S’immisce alors en lui la faiblesse qui causera sa perte. J’ai beaucoup pensé à cela pendant le tournage.
Les acteurs
J’ai écrit le film pour Rocco. Le personnage était pour lui. Et je dois dire qu’il joue corps et âme, jusqu’au plus profond désarroi. Il n’use d’aucun artifice et se met toujours dans l’état originel de ce qui est écrit. Dans la scène où il éclate en sanglots sur le lit, il s’est totalement laissé engloutir par l’émotion de l’instant. C’était incroyable. Quant à Amira, elle possède une vraie élégance, la grâce des modèles transcendés par les peintres. Je trouvais qu’elle avait un corps idéal pour pouvoir la filmer en odalisque, comme un tableau de Caravage. Elle a aussi un visage un peu byzantin qui ressemble à celui du Christ, avec ce front très cintré et les sourcils en ailes de corbeau.
A la première personne de l’homme
Ce film est le premier dans lequel j’ai voulu m’identifier à l’homme, à l’image de ce que je faisais dans mes premiers livres, notamment L’homme facile. J’ai vraiment filmé et pensé le montage en me mettant dans son corps à lui. Certes, la voix qui émane de la femme est celle du destin, mais comme je suis un peu schizophrène, disons que je suis l’homme qui découvre la femme qui est moi. C’est sans doute la raison pour laquelle le personnage est un homosexuel. Un homme qui n’aime pas les femmes est dans le fond plus proche de moi, même si Rocco est une exception.
Le parcours initiatique du film
Rocco est l’homme originel, issu du mammifère. Sa dignité d’homme est d’être le plus fort. Tout à coup, il rencontre, non plus la femelle, mais la femme. Cette femme, qui, par le désir, ne répond plus aux lois de l’espèce, lui donne du sentiment. Il ne peut s’empêcher d’aller vers ça et, y allant, il perd sa force. Mais, en même temps, il gagne son émotion. Donc son humanité. Il gagne d’exister dans l’abstrait au lieu d’exister dans le muscle. Mais comme il est le dernier des animaux, il est au moment de passer à l’humain et il prend peur. Parce qu’il aime et parce qu’il se sent faible, il tue la femme qui lui a fait perdre sa force. Dans le café, il raconte son histoire, il raconte sa faiblesse. Et cette faiblesse, c’est son humanisation, c’est sa parole. Ensuite, il revient sur les lieux sans se dire qu’il l’a tuée. A son retour, la maison n’est plus qu’un lieu de cauchemar et de rêve. Elle n’appartient plus au réel de ce qu’il a vécu. Elle apparaît maintenant au terme du passage initiatique de celui qui est devenu un homme. L’initiation a eu lieu. Évidemment, cela lui fait horreur de l’avoir tuée, mais il a besoin d’en avoir conscience pour savoir que désormais il accepte le sentiment et la faiblesse.
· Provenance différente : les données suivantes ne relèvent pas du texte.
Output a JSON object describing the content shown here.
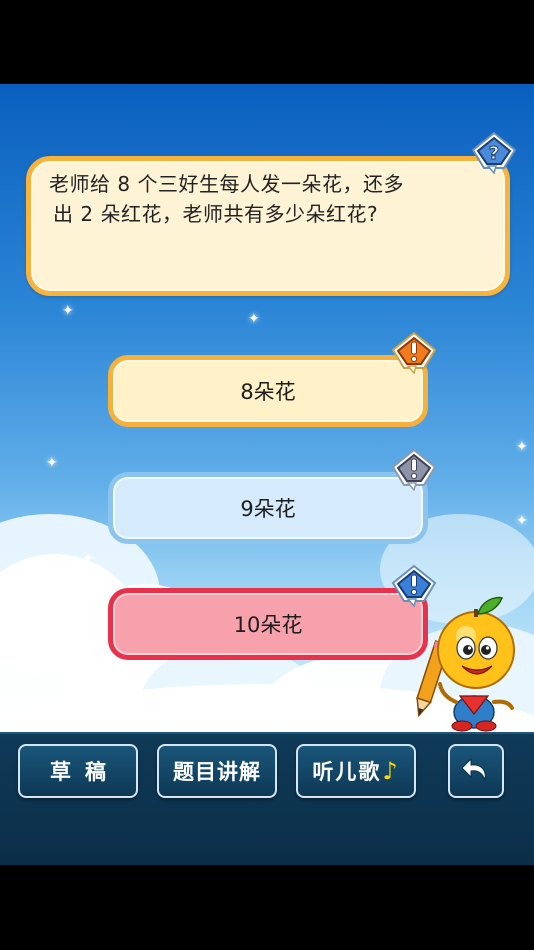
{
  "question": {
    "text": "老师给 8 个三好生每人发一朵花，还多出 2 朵红花，老师共有多少朵红花?",
    "line1": "老师给 8 个三好生每人发一朵花，还多",
    "line2": "出 2 朵红花，老师共有多少朵红花?",
    "badge_icon": "question-mark-icon"
  },
  "options": [
    {
      "label": "8朵花",
      "state": "normal",
      "badge_icon": "exclamation-icon",
      "color": "#f7b13a"
    },
    {
      "label": "9朵花",
      "state": "disabled",
      "badge_icon": "exclamation-icon",
      "color": "#8cc4ee"
    },
    {
      "label": "10朵花",
      "state": "selected",
      "badge_icon": "exclamation-icon",
      "color": "#e8324b"
    }
  ],
  "toolbar": {
    "draft_label": "草稿",
    "explain_label": "题目讲解",
    "song_label": "听儿歌",
    "song_icon": "♪",
    "back_icon": "back-arrow-icon"
  },
  "colors": {
    "accent_orange": "#f9b23a",
    "wrong_red": "#e8324b",
    "toolbar_bg": "#0f3a58"
  }
}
J’ai toujours été pour le pouvoir sans pouvoir. Le pouvoir, on l’a sur soi. Si on l’exerce sur les autres, c’est une tyrannie. L’avoir vous rend grand mais il ne faut pas l’exercer. Tout à coup, l’homme, dans mon film, a le pouvoir de la conscience. Il abandonne sa force brutale et cela le grandit. Je crois que c’est franchement aimer les hommes que de raconter ça. Qu’on ne vienne pas me dire le contraire…
Au commencement, le livre
J’avais besoin de me plonger dans les mots. On ne peut pas faire un tel film, si essentiel, sans passer par les mots. En général, les sujets fondamentaux sont très minces en romanesque. Il faut donc passer par le langage pour qu’il vous procure l’inconscient. Il n’y a pas de mouvement romanesque à l’intérieur de ce film, il y a juste un mouvement mythique. Voilà pourquoi il était nécessaire d’avoir un substrat littéraire, plus exactement un substrat de l’inconscient. Quand j’ai fait le scénario, j’ai procédé à une sorte de copier-coller par rapport au livre, Pornocratie, en pensant à des voix off qui correspondaient à des passages entiers du texte. C’est cette voix off qui m’a inspiré les plans et le contenu des plans sur le plateau. Et puis évidemment elle a pratiquement disparue. Mais elle m’était nécessaire. Ne pas dire simplement : « elle écarte les jambes et il voit ».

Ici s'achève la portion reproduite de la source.